In his arguments about the account of human body, Merleau-Ponty
(1962) challenges all philosophical positions that conceptualise body as a “scientific object” (ibid, p.3) that is separated from humans’ ontologically distinct consciousness. Conversely, he identifies the subjectivity of humans with their consciousness for, human “being-in-the-world” (p.440) is a bodily being and thus, the human body is itself a “subject” (ibid), and the human subject is unavoidably,
not just conditionally, embodied. As he explains, either in the context of certain performing skills or in people’s general everyday dealings with the world, people need to acknowledge that it is their bodies’ deliberations and understandings that guide them towards what to do and how to do it. In other words, the link between “meaning” (Merleau-Ponty, 1962, p.140), a concept which includes such elements as intention, objective, understanding, direction/directedness, importance, and the body is increasingly being made. This “praktognostic” (ibid) body is in fact what connects the human subject with the world:
“Our bodily experience of movement is not a particular case of knowledge [i.e. intellectualist, theoretical ‘knowledge’]; it provides us with a way of access to the world and the object, with a “praktognosia”, which has to be recognized as original and perhaps as primary” (ibid). Merleau-Ponty (1962) also refers to the inextricable relationship between the body and mind stating that consciousness is in the first place not a matter of “I think that” (p.137) but of “I can” (ibid):
“I can therefore take my place, through the medium of my body as the potential source of familiar actions, in my environment conceived as a set of manipulanda and without, moreover, envisaging my body or my surrounding as objects (..). There is my arm seen as sustaining familiar acts, my body as giving rise to determinate action having a field or scope known to me in advance [‘practically’ known, by the body itself], there are my surroundings as a collection of possible points upon which this bodily action may operate....” (ibid, p.105).

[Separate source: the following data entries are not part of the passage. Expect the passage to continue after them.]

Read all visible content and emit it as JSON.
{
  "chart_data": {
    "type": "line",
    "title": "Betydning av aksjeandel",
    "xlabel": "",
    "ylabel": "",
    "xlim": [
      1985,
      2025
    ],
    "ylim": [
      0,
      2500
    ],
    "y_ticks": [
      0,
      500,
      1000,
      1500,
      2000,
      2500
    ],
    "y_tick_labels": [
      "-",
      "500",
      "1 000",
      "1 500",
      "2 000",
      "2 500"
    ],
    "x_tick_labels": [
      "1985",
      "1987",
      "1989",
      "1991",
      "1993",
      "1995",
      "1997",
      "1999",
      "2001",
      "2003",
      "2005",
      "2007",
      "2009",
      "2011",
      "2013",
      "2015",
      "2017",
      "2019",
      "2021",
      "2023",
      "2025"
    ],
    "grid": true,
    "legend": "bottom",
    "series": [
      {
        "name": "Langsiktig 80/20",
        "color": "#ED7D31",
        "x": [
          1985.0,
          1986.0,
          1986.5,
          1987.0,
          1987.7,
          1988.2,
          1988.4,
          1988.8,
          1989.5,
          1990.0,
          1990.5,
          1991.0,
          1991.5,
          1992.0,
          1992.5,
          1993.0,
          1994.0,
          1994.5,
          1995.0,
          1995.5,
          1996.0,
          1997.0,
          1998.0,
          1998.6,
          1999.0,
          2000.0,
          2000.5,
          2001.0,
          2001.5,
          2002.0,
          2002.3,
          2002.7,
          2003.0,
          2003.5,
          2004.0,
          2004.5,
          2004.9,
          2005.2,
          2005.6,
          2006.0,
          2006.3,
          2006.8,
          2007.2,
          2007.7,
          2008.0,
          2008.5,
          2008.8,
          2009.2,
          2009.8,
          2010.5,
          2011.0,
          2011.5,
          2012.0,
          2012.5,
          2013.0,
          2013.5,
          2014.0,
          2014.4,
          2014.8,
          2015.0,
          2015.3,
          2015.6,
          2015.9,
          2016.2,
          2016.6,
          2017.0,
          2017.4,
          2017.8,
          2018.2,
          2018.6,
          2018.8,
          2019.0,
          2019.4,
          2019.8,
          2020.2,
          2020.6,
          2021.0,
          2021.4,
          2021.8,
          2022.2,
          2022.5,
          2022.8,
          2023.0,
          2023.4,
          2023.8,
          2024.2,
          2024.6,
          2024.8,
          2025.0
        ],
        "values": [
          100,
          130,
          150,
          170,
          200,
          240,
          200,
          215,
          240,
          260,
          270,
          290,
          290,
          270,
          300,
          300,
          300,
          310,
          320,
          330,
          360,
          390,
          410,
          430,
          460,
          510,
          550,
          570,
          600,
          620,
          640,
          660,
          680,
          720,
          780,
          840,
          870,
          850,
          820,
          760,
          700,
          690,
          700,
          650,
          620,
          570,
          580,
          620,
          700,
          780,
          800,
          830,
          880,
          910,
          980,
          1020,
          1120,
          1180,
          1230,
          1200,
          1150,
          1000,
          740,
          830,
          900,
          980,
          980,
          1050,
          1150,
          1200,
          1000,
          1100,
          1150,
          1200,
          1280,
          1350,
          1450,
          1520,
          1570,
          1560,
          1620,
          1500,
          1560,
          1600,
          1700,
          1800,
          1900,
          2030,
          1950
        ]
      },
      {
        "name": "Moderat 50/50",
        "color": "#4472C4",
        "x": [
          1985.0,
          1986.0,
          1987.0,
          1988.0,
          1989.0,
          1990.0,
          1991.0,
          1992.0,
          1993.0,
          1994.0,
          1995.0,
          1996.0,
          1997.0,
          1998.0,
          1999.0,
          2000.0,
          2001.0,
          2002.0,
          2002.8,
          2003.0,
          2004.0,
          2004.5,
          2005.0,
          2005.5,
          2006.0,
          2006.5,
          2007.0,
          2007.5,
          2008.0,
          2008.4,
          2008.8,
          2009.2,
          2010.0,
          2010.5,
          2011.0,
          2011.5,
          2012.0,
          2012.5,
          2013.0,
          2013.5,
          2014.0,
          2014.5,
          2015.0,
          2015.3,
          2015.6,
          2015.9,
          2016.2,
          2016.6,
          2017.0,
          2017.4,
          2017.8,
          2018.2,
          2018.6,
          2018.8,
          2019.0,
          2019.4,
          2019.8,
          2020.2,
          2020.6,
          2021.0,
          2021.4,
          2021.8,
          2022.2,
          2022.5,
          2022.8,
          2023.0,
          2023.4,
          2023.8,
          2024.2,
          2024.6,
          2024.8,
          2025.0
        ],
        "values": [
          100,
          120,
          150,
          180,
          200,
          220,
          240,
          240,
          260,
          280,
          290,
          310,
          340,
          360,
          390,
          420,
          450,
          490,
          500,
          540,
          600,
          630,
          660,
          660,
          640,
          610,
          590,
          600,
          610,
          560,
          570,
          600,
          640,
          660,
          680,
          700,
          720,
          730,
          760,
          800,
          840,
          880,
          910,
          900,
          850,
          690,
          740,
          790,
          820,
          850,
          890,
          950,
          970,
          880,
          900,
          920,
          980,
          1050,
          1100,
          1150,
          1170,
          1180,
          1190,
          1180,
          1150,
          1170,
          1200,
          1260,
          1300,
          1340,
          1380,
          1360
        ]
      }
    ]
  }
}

The issue of the body, mind and experience attracted the attention of the fields of cultural politics and feminism in relation to issues of race and gender, such as Butler’s (1988; 1994) theory on performativity of gender. These fields of study considered the human body as “an intentionally organized materiality” (Butler, 1988, p.156) which “is always an embodying of possibilities both conditioned and circumscribed by historical convention” (ibid), challenging concepts of identity in terms of personality development and gender. As Butler (1988; 1994) explains, from a very early age, children can actively embody certain cultural and historical possibilities they experience; also, they develop their thinking and identity as it is shaped through the gendered characteristics they have adopted. This perspective, which is connected with Bourdieu’s theory of habitus, will be discussed in a later section4.